Saturday, July 12, 2014

The Further Uncollected Stories of E. Phillips Oppenheim Stark HouseT

Ghosts & Gamblers

Here’s a rundown on what’s inside Ghosts & Gamblers: The Further Uncollected Stories of E. Phillips Oppenheim, edited and introduced here by Daniel Paul Morrison. . .
The Modern Prometheus.  This volume opens with the hard-to-find novella by Oppenheim, The Modern Prometheus.  It’s a rare book – second only to Amazing Judgment.
While this novella strikes many familiar Oppenheim themes—mistaken identity, romance, overcoming dismal poverty to win great wealth—what surprises me about this book is that it’s really about sex.
Oppenheim loved to write about romance.  Even his detective novels have plenty of romance.  But he was always rather bashful in writing about sex.  The hanky-panky happens off scene and nothing illicit is ever condoned.
But The Modern Prometheus is different.  In this book, the key to the drama – in addition to the struggle for wealth and power – is a single act of illicit sex.  And I’m not talking about a fleeting kiss on a balcony.  I’m talking about a brazen rendezvous at a posh hotel.  The main characters of this novella just rent a room and “do it,” as we say.  That seems tame to us these days.  But in 1898, when this work was published, such shenanigans would land you in jail.
In addition to the illicit sex, this work has a harder edge and a more cynical attitude than most of Oppenheim’s later novels.  Oppenheim was a wildly successful writer, in part, because he learned to give his readers what they wanted—diverting thrills nicely resolved in a happy ending.
But in The Modern Prometheus, we see Oppenheim in an earlier, rawer incarnation.  In this story, the characters get what they are looking for, but when they get it, it doesn’t look so pretty.  Published when he was 30 years old, The Modern Prometheus reveals a young novelist in search of his mature voice.
The Reluctant Gambler.  Andrew Tresholm is the protagonist in six terrific stories that seem like one-half of a would-be Oppenheim bestseller.  Rakish, wealthy, brave and incongruously moral, Tresholm amuses himself by getting mixed up in other people’s problems and doing them a good turn.
The Reluctant Gambler—the title’s ours, not Oppenheim’s—is an appealing collection of stories, not unlike Oppenheim’s Mr.
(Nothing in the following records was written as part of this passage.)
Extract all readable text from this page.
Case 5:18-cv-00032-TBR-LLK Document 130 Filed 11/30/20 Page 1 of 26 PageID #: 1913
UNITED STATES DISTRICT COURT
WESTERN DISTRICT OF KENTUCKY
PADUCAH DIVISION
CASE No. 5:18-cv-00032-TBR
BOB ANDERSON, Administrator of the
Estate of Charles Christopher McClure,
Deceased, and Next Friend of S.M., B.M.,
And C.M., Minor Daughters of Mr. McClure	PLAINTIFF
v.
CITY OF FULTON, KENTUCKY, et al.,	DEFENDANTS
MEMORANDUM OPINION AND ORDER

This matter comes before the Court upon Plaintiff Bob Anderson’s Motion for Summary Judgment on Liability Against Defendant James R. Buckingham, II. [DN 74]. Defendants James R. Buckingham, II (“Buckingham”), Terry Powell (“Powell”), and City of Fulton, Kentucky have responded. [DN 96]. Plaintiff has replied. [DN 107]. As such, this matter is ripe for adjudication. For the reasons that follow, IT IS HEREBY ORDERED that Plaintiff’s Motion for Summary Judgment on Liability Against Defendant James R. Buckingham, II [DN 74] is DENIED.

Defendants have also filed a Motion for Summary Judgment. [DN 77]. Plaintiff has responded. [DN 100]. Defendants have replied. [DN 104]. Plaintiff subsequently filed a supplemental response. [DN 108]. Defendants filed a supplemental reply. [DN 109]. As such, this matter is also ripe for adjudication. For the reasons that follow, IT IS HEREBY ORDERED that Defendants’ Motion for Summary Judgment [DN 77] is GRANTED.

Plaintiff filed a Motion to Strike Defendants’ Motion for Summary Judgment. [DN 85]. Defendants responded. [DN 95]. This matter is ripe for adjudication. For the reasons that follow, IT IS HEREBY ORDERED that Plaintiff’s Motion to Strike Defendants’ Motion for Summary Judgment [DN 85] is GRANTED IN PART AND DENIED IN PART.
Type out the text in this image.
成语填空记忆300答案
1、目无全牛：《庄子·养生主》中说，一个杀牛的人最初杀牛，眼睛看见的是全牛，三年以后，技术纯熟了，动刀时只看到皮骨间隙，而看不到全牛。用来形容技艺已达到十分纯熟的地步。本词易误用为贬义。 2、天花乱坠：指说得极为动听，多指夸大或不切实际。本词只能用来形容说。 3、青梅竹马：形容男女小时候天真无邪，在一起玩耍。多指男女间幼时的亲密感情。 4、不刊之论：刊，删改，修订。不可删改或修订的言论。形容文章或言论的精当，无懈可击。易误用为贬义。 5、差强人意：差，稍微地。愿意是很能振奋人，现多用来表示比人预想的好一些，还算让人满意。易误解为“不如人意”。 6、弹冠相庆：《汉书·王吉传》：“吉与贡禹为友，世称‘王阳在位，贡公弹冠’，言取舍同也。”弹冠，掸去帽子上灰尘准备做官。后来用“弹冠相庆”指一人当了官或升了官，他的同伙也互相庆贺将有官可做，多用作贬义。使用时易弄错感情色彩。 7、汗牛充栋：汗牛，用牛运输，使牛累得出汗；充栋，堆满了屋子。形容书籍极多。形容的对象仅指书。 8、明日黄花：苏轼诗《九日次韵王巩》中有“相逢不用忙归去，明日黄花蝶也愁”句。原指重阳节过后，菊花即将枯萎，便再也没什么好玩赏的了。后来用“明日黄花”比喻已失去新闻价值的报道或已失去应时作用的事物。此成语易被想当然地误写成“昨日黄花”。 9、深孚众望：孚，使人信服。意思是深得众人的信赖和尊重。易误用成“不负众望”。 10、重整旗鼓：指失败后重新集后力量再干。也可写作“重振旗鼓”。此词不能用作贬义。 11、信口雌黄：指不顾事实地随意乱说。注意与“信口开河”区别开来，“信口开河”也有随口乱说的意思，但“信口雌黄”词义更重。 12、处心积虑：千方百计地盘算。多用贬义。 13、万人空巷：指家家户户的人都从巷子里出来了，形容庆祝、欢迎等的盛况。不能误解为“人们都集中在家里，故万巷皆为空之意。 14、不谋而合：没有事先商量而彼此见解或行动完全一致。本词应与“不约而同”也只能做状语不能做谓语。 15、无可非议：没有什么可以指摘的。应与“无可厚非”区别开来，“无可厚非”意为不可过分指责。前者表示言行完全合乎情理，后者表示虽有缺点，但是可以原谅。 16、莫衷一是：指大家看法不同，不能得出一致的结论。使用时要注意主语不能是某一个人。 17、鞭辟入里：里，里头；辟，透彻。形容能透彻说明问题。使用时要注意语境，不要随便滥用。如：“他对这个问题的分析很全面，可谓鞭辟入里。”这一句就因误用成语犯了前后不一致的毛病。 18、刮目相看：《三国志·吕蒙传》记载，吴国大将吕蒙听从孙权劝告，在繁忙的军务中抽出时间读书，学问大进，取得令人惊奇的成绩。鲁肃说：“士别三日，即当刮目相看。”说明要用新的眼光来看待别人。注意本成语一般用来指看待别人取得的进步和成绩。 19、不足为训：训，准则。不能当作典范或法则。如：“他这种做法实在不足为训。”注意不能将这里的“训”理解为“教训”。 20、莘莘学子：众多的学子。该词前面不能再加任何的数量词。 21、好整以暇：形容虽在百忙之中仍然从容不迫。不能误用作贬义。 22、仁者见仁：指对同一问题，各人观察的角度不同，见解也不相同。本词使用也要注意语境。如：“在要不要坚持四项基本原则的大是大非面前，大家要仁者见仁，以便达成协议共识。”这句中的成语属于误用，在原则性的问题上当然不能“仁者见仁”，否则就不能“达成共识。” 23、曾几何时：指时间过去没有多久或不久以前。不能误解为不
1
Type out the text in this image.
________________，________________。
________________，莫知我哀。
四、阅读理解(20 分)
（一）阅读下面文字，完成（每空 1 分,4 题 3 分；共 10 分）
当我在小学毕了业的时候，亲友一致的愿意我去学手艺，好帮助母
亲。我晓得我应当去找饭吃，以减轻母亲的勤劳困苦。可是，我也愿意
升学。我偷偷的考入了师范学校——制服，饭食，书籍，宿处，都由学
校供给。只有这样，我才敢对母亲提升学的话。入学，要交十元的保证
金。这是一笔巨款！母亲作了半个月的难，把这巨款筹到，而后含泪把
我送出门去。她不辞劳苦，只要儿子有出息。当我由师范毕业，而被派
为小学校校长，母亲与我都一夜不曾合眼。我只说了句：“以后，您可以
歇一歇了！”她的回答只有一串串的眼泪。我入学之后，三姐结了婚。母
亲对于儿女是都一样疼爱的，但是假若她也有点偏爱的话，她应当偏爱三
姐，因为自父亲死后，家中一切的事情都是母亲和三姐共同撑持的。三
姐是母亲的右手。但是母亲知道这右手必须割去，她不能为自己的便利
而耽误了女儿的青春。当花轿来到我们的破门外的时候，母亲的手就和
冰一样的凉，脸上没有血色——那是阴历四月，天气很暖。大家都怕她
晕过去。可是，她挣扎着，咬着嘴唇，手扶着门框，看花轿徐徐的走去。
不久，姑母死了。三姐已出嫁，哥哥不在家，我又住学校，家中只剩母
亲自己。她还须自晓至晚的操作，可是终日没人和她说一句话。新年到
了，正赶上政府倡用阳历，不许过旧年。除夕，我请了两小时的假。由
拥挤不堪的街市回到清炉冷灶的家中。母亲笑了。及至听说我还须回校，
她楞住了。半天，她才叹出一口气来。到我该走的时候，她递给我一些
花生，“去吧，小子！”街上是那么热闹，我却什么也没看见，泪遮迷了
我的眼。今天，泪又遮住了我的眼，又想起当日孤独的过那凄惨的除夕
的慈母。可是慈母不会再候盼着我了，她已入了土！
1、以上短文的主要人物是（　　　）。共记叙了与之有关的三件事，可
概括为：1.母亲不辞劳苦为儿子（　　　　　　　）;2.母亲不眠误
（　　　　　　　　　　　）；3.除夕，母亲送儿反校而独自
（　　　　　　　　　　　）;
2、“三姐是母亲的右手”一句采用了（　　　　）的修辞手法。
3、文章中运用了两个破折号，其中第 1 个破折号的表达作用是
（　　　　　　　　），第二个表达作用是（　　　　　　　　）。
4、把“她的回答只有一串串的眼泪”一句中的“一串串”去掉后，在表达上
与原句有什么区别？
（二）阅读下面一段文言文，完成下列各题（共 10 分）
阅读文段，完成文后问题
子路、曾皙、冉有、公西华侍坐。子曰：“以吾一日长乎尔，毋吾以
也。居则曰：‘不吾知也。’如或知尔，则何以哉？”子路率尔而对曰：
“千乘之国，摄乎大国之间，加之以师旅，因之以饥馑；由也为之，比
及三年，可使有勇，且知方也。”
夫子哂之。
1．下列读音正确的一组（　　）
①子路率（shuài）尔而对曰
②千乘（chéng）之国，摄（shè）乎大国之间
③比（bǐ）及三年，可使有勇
Laxworthy’s Adventures or The Amazing Partnership.  Oppenheim published 37 short story collections, most center or a single character or group of characters.  Typically, these volumes had 10 or 12 stories and it seems like these stories about Andrew Tresholm were on their way to becoming another hardcover collection.
What prevented Oppenheim from finishing another six Tresholm stories I’ve never been able to find out.  Whatever the case, these stories are among my favorites.
An Oppenheim Sampler Dozen.  In the twenty-year between 1896 and 1916, Oppenheim was busy establishing his reputation as a writer.  Espionage, detection, adventure, mystery, romance, supernatural – Oppenheim wrote it all.
And here you’ll find a dozen doozies.
“Darton’s Great Picture” and “The Reformation of Circe” are ambitions stories, both originally published with the fitting subtitle, “A Novel in a Nutshell.”  Curiously, the characters in “Darton’s Great Picture” show up again in “Darton’s Successor,” a story collected in Those Other Days, and “A Sprig of Heather,” a story in For the Queen.
A pair of espionage stories, “The Little Grey Lady” and “The Two Ambassadors,” pit the young Ronald Stourton, a junior Foreign Service officer, against his charming black-sheep uncle-in-law, a freelance spy and master of disguise.
Oppenheim sold lots of books to women, but early in his career, he also catered to men and boys. Three he-man action-adventure stories appear in this collection: “The Lord of Crersa,” “One Shall be Taken,” and “A Strange Conspiracy.”
As he matured, Oppenheim’s writing acquired a sense of humor. “The Girl from Manchester,” “The Storming of Eve,” “A Lesson for Mr. Cutts,” and “And Mr. Baggs was only Twenty-Three!” are all romantic comedies with a dash of detection and adventure and a heap of social commentary.
Finally, “The Road to Liberty” takes up a theme often presented by Oppenheim: a poor, but noble Continental girl rescued from difficult circumstances by a wealthy, adventuresome Brit.  Love, for Oppenheim, is always the reward for noble deeds.
Autobiographical Pieces.  In addition to his endless stream of fiction, Oppenheim wrote lots of nonfiction articles for both newspapers and magazines.  “My Books and Myself” appeared in the New York Times Review of Books and is a handy self-description of his writing methods circa 1922.  His American publisher, Little Brown, issued a reprint of the piece.
Oppenheim’s “Address to the Boys of Wyggeston School” is a 1926 commencement speech given by the so-so scholar returned to his alma mater as a conquering hero in the literary game.